Alternatively, you can use the fact that $\mathbb N\times\mathbb N$ is countable as well and just "skip" the above part, by doing it implicitly as follows:

So now the induction step would be to take $f_n\colon\mathbb N^n\to\mathbb N$ which is a bijection, define $g\colon\mathbb N^{n+1}\to\mathbb N\times\mathbb N$ as follows:

$$g((a_1,\ldots,a_{n+1})) = (f_n(a_1,\ldots,a_n),a_{n+1})$$

This function is injective since two different tuples will either have a different coordinate $k\le n$ in which case the $f_n$ part would be different by injectivity of $f_n$; or different coordinate at the $n+1$ place, in which case the right coordinate of the image will be different.

It is also surjective due to a similar argument.
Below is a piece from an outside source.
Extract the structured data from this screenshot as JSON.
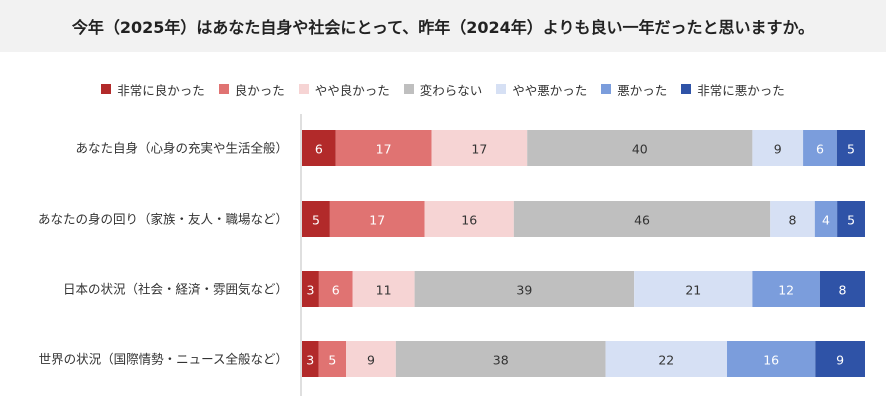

And then $f_{n+1}$ is the composition of $g$ with a fixed bijection from $\mathbb N\times\mathbb N$ to $\mathbb N$.

Answer 2

Hint:

It is enough to prove that $A \times B$ is countable whenever $A$ and $B$ are countable. To do this, write

$$ A = \{a_0,a_1,a_2, \dots\} $$ and $$ B = \{b_0,b_1,b_2,\dots\}. $$ To find a bijection, consider the map

$$\begin{align} 0 \mapsto (a_0,b_0) \\ 1 \mapsto (a_1,b_0) \\ 2 \mapsto (a_0,b_1) \\ 3 \mapsto (a_2,b_0) \\ 4 \mapsto (a_1,b_1) \\ 5 \mapsto (a_0,b_2) \\ 6 \mapsto (a_0,b_3) \\ 7 \mapsto (a_1,b_2) \\ \vdots \qquad\quad \end{align}$$ and show this map is a bijection. This map is "natural" in the sense that if you draw out the set of ordered pairs of nonnegative integers, this map follows a logical path. It is called the Cantor pairing function and it can be described visually.

Now to see that the previous statement is enough to prove what you want, use induction.

Answer 3

Define $f:\mathbb{N}\to\mathbb{N}^k$ by just the inclusion into the first coordinate, this is clearly an injection. Define $g:\mathbb{N}^k\to\mathbb{N}:(a_1,\cdots,a_k)\mapsto p_1^{a_1}\cdots p_k^{a_k}$ where $p_i$ is the $i^{\text{th}}$ prime. This is an injection by the fundamental theorem of arithmetic. The rest follows by the Schroeder-Bernstein theorem.

Answer 4

The function $f:\mathbb{N^K}\to \mathbb{N^K\times \{m \}}$ defined by $$f(a_1,a_2,\cdots, a_k)=(a_1,a_2,\cdots, a_k,m)$$ is clearly a bijection for fixed $m\in \mathbb{N}$ and we can write $\mathbb{N^{K+1}}$ as $$\mathbb{N^{K+1}}=\bigcup_{m=1}^{\infty}\{\mathbb{N^K\times \{m \}}\}$$ and this being a countable union of countable sets is countable.

Answer 5

Hint: For your inductive step, you have assumed there is a bijection between $\mathbb{N}^k$ and $\mathbb{N}$. You now want to prove that there is a bijection between $\mathbb{N}^{k+1}$ and $\mathbb{N}$. So if you use the bijection you have on the first $k$ components of $\mathbb{N}^{k+1}$ what do you have?